6. detect_remove_artifactTSO.py

This toolset identifies, visualizes, and filters TSO-related artifacts in 5' end-mapping RNA-seq data. Input BAM should be pre-trimmed to remove TSO/barcode/primer, mapping only the RNA/cDNA true 5' ends. Without pre-trimmed are developing.

module load python/3.12.3 # if working on PDC
python3 detect_remove_artifactTSO.py -h

usage: detect_remove_artifactTSO.py [-h] {stat,plot,strand_invasion,missing_pairing} ...

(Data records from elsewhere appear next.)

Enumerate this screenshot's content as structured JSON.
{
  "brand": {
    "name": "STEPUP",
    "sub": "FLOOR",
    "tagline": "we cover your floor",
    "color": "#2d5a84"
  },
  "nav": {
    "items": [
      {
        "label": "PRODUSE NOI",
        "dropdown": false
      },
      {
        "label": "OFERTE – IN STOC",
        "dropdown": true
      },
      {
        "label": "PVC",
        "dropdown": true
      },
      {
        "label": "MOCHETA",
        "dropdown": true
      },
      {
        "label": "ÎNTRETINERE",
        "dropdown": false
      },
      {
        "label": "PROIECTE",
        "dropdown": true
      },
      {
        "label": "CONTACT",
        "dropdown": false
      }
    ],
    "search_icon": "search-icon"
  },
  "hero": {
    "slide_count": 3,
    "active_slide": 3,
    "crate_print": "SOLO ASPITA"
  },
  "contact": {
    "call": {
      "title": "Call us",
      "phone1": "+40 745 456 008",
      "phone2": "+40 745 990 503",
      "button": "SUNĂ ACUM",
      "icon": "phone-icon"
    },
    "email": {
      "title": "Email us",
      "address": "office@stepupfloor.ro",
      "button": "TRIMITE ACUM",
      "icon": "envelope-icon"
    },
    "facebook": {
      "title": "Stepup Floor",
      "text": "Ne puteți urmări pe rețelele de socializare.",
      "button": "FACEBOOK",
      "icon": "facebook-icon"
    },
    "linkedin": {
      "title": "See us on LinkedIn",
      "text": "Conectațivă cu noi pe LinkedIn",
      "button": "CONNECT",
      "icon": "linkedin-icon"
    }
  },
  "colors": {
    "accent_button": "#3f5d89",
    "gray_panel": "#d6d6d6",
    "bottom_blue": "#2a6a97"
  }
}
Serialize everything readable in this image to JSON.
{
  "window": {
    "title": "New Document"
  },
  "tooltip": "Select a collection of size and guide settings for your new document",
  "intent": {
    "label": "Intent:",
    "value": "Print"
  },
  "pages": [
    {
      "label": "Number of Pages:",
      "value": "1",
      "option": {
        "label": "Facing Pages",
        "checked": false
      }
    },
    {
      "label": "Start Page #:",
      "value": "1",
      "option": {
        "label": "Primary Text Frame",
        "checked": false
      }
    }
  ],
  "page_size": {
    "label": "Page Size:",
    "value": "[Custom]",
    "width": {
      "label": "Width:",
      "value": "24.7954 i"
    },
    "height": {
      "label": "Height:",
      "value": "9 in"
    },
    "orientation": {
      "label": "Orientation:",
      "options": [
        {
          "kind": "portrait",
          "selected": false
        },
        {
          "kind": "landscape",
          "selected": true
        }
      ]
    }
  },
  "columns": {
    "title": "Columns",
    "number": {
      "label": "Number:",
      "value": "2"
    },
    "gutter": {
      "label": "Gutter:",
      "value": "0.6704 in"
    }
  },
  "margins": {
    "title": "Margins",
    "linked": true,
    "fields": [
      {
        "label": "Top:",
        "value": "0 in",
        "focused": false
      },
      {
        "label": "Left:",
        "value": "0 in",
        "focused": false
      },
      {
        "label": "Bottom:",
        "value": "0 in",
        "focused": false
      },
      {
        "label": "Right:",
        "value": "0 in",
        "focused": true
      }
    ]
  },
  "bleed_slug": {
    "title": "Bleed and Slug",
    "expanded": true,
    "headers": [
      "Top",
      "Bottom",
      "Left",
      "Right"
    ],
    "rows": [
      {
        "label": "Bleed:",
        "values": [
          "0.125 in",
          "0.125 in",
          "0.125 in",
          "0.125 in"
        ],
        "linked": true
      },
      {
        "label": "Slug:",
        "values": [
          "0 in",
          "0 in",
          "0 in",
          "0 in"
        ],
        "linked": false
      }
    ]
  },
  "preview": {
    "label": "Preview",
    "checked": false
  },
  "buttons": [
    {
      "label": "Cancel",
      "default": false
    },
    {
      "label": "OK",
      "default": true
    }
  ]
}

A pipeline for strand invasion/missing pairing artifact analysis: stat, plot, filter.

positional arguments:
  {stat,plot,strand_invasion,missing_pairing}
    stat                Stat mode: outputs TSV for TSO-hamming+G, rcTSO-hamming+C, logo table, and grouped percentage curves.
    plot                Plot mode: visualize heatmaps/logo/curve from stat .tsv
    strand_invasion     Filter by G in last 3 nt + TSO hamming
    missing_pairing     Filter by C in last 3 nt + rcTSO hamming

options:
  -h, --help            show this help message and exit

Features:

  • stat: Output statistics (TSO/rcTSO hamming distance vs. last 3nt G/C count) and sequence logo table.
  • plot: Flexible visualization (heatmaps, sequence logos, grouped line plots) from stat output.
  • filtering: Filter BAM files by user-specified thresholds.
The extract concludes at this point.